# Text Detection with Surya

This notebook will demonstrate how to use `Surya` to detect text in an image. Surya is named for the Hindu sun god, who has universal vision. Find out more about Surya [here](https://github.com/VikParuchuri/surya).

## Installation

First, we need to install the `surya-ocr` library. You can install it using pip.

In [None]:
# Install Surya
!pip install surya-ocr

## Initialize Surya Detector and Recognizer

We will first initialize the detector and recognizer. The detector is used to detect text in an image, and the recognizer is used to recognize the text in the detected regions.

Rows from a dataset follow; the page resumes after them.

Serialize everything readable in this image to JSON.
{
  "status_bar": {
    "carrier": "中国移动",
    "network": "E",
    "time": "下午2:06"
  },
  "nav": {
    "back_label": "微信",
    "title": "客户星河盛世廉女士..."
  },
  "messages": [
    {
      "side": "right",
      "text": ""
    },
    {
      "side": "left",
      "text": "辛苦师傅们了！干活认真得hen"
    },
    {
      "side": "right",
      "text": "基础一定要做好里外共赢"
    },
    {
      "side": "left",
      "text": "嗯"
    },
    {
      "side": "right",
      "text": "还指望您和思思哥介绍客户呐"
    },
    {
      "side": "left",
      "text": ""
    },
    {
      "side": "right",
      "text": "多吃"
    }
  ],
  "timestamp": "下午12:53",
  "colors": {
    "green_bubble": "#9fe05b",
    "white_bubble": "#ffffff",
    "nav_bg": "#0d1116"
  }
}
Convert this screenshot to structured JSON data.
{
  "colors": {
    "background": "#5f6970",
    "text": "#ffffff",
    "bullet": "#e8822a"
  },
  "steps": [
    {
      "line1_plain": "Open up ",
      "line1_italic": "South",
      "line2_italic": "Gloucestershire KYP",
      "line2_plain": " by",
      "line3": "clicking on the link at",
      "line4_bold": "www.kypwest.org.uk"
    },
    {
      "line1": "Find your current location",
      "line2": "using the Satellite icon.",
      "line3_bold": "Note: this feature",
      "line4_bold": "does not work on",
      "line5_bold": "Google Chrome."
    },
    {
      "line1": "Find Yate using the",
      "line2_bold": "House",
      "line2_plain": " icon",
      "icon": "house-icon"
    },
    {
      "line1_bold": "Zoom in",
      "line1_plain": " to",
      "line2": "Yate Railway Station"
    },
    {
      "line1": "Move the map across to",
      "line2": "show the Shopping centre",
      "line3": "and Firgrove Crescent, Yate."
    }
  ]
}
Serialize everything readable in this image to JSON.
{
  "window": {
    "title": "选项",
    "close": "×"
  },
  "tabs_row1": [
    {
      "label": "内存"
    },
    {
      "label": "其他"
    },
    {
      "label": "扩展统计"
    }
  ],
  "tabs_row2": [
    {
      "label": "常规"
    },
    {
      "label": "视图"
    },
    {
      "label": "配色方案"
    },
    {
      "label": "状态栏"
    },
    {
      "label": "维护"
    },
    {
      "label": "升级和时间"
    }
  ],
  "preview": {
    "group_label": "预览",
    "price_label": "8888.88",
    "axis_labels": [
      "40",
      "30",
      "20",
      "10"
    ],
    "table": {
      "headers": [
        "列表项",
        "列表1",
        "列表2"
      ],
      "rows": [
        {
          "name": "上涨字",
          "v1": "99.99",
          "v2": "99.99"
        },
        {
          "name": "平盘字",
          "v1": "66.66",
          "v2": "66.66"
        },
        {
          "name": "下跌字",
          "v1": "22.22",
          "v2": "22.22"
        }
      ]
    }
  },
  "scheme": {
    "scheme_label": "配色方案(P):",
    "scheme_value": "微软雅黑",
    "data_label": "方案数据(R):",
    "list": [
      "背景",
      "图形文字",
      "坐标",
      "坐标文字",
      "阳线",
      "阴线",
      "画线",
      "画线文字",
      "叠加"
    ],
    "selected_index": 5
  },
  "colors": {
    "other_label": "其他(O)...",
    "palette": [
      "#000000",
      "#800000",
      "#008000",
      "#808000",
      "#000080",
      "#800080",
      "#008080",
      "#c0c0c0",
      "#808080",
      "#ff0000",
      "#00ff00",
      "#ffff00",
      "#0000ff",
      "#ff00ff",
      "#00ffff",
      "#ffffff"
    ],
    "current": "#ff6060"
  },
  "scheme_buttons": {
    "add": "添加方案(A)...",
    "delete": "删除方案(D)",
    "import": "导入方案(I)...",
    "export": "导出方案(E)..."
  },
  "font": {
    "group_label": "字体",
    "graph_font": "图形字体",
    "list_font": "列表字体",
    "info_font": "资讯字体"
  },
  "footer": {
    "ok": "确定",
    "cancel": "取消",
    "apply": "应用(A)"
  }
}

For the first time, the library will download the pre-trained models.

In [None]:
from surya.model.recognition.model import load_model as load_recognizer
from surya.model.recognition.processor import (load_processor as load_recognizer_processor,)

recognizer = load_recognizer()
recognizer_processor = load_recognizer_processor()

from surya.model.detection.model import load_model as load_detector
from surya.model.detection.model import load_processor as load_detector_processor

detector = load_detector()
detector_processor = load_detector_processor()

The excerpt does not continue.